STUDIO: Walt Disney Video
MSRP: $22.99
RUNNING TIME: 98 minutes

“Burn-E” Animated Short
“Presto” Animated Short
Deleted Scenes
Sneak Peak: Wall-E’s Tour of the Universe
“Animation Sound Design: Building Worlds from the Sound Up”
Audio Commentary with Director Andrew Stanton
“The Pixar Story” Documentary
“WALL-E’s Treasures and Trinkets”
“BnL Shorts”
“Lots of Bots” Storybook
“Making Of” Featurettes
Digital Copy

The Pitch

A robot stalks another robot in the name of environmentalism.

The Humans

Ben Burtt, Elissa Knight, Jeff Garlin, Fred Willard and MacInTalk

The Nutshell

Pixar enters into new territory with Wall-E. Mixing some live-action footage with the social commentary of 70s Sci-Fi, the House that Lasseter built offers up a new voice. It’s a voice that isn’t marked by runaway zoo animals, sarcastic donkeys or overweight pandas learning to rely upon themselves. The film dares to do what very few works of American Animation have attempted in the last few decades. Wall-E wants you to think about its world.

The Lowdown

Wall-E is a tiny maintenance robot that toils away in the garbage piles of a former American metropolis. Finding random scraps, the little robot tries to piece together an existence in the dusty wasteland. The little guy watches Hello, Dolly on a loop, as he tries to learn about the humans that left Earth so long ago. Everything is the status quo, until a sleek robot lands upon the planet. Wall-E is smitten, as he follows the I-Pod with an attitude around the City Ruins.
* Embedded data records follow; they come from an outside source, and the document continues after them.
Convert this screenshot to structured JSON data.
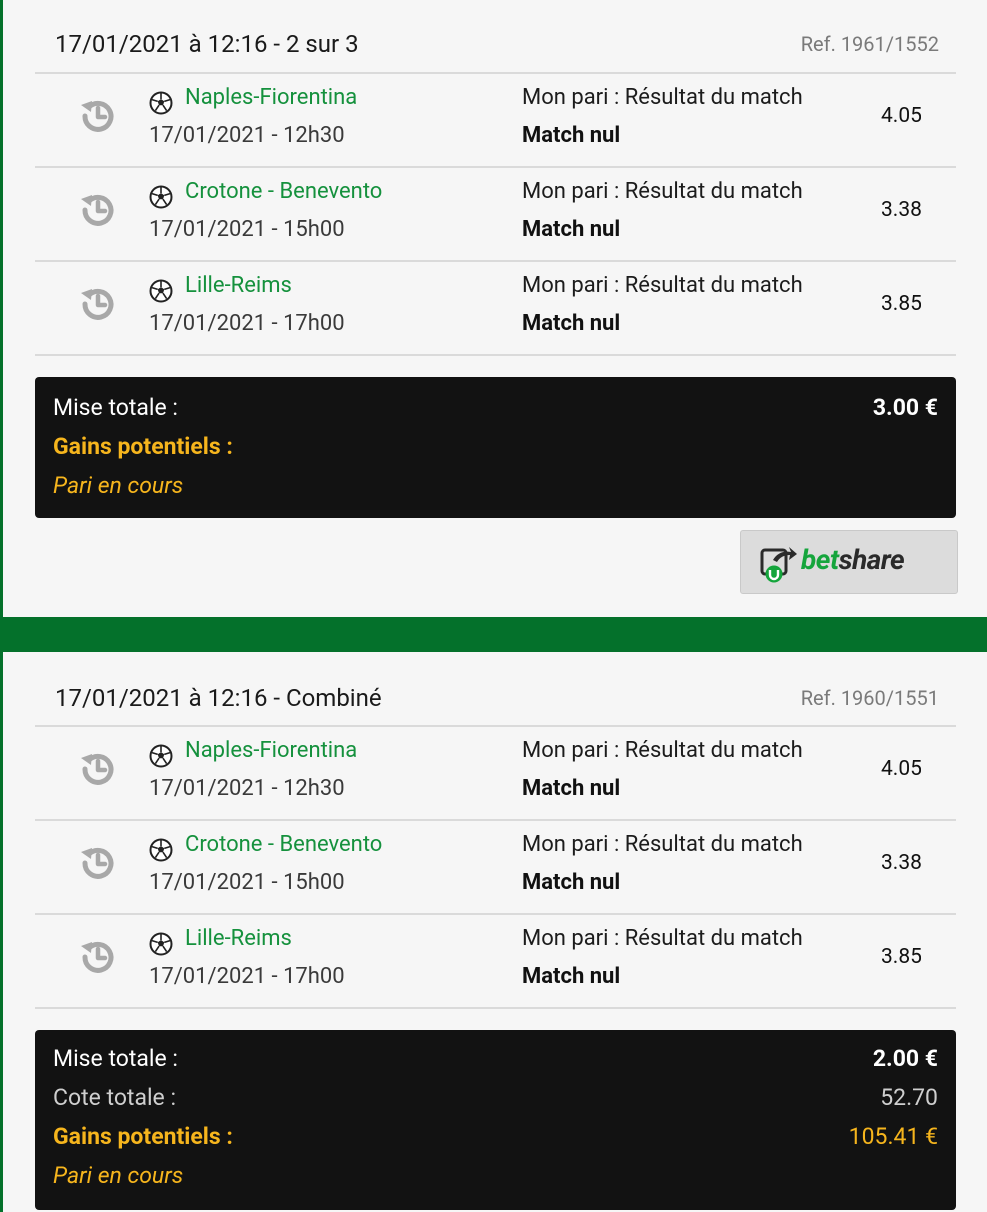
{
  "bets": [
    {
      "title": "17/01/2021 à 12:16 - 2 sur 3",
      "ref": "Ref. 1961/1552",
      "selections": [
        {
          "match": "Naples-Fiorentina",
          "datetime": "17/01/2021 - 12h30",
          "bet_label": "Mon pari : Résultat du match",
          "choice": "Match nul",
          "odds": "4.05"
        },
        {
          "match": "Crotone - Benevento",
          "datetime": "17/01/2021 - 15h00",
          "bet_label": "Mon pari : Résultat du match",
          "choice": "Match nul",
          "odds": "3.38"
        },
        {
          "match": "Lille-Reims",
          "datetime": "17/01/2021 - 17h00",
          "bet_label": "Mon pari : Résultat du match",
          "choice": "Match nul",
          "odds": "3.85"
        }
      ],
      "summary": {
        "stake_label": "Mise totale :",
        "stake_value": "3.00 €",
        "gains_label": "Gains potentiels :",
        "status": "Pari en cours"
      },
      "betshare": {
        "bet": "bet",
        "share": "share"
      }
    },
    {
      "title": "17/01/2021 à 12:16 - Combiné",
      "ref": "Ref. 1960/1551",
      "selections": [
        {
          "match": "Naples-Fiorentina",
          "datetime": "17/01/2021 - 12h30",
          "bet_label": "Mon pari : Résultat du match",
          "choice": "Match nul",
          "odds": "4.05"
        },
        {
          "match": "Crotone - Benevento",
          "datetime": "17/01/2021 - 15h00",
          "bet_label": "Mon pari : Résultat du match",
          "choice": "Match nul",
          "odds": "3.38"
        },
        {
          "match": "Lille-Reims",
          "datetime": "17/01/2021 - 17h00",
          "bet_label": "Mon pari : Résultat du match",
          "choice": "Match nul",
          "odds": "3.85"
        }
      ],
      "summary": {
        "stake_label": "Mise totale :",
        "stake_value": "2.00 €",
        "odds_label": "Cote totale :",
        "odds_value": "52.70",
        "gains_label": "Gains potentiels :",
        "gains_value": "105.41 €",
        "status": "Pari en cours"
      }
    }
  ],
  "icons": {
    "history": "history-icon",
    "sport": "soccer-ball-icon",
    "betshare": "betshare-logo-icon"
  },
  "colors": {
    "brand_green": "#04712b",
    "match_green": "#15913d",
    "gains_yellow": "#f6b51d",
    "summary_bg": "#121212"
  }
}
Wall-E enters into its troublesome second act, after the sleek robot’s mission is discovered. The robot EVE has been sent to Earth to try and retrieve an environmental sample. Once she discovers a thriving plant specimen, a ship is sent to fetch her. Wall-E hitches a ride back to the floating human ark in space. Does the little guy give a shit about the last scions of humanity?

No! Wall-E wants to find EVE and dance with her. The fat baby captain discovers what EVE found and a standard battle of man vs. technology happens. But, Wall-E never becomes the savior of humanity that he should’ve been. Wall-E keeps his concern for the sleek EVE at the cost of his own health. Faster than you can say Johnny-5, we get the typical third act.

Wall-E has been riding this buzz train since its June debut. Several months after release, I could put some distance between the initial love of the film. It has some major second act problems that border on the repetitive commonplace tropes that really don’t belong in a progressive film. Talking with an animator friend of mine, we came to a common point. The film would’ve worked so much better without the humans.

The push to have some sort of resolution for humanity drags the film out of legendary territory into a pretty good also-ran. When you look at the quick live-action clips of Fred Willard providing a back story for humanity’s Earthbound collapse, there’s something missing. There needs to be a sense of sadness, a sense that we’ve lost something that can never be re-obtained. By providing the chance to rebuild Earth for a fat race that besmirched it, the Robots lose their power. This is the story of Wall-E and EVE. By forcing the humans in space element, the weight of the dystopian future doesn’t seem that heavy.

The Package

DVD has a pretty strong transfer with no audio dropout. The bulk of the special features are kept on the second disc. It’s a smart move on Pixar’s part, as they’ve come to pioneer higher bit-rates for standard and high-definition discs. The animated shorts for Burn-E and Presto are included in the set for those that love to watch the Pixar shorts. Plus, you get a ton of behind-the-scenes material and commentary from Andrew Stanton.

The digital copy is included on the third disc which is housed rather awkwardly in this bio-friendly case. The less said the better about this hippie manufactured case that you could snap in half with your bare hands. But, let me step away from that horrible packaging issue and focus on the biggie. The Pixar Story has been included in all of its glory. Leslie Iwerks uses her immense talent to produce a 90-minute look at the powerhouse studio from their time at ILM to the present day. I could spend another review going on and on about this documentary, but I’ll save that for another time. Hopefully, you’ve already bought a copy by now. If you haven’t, maybe Santa will bring you one.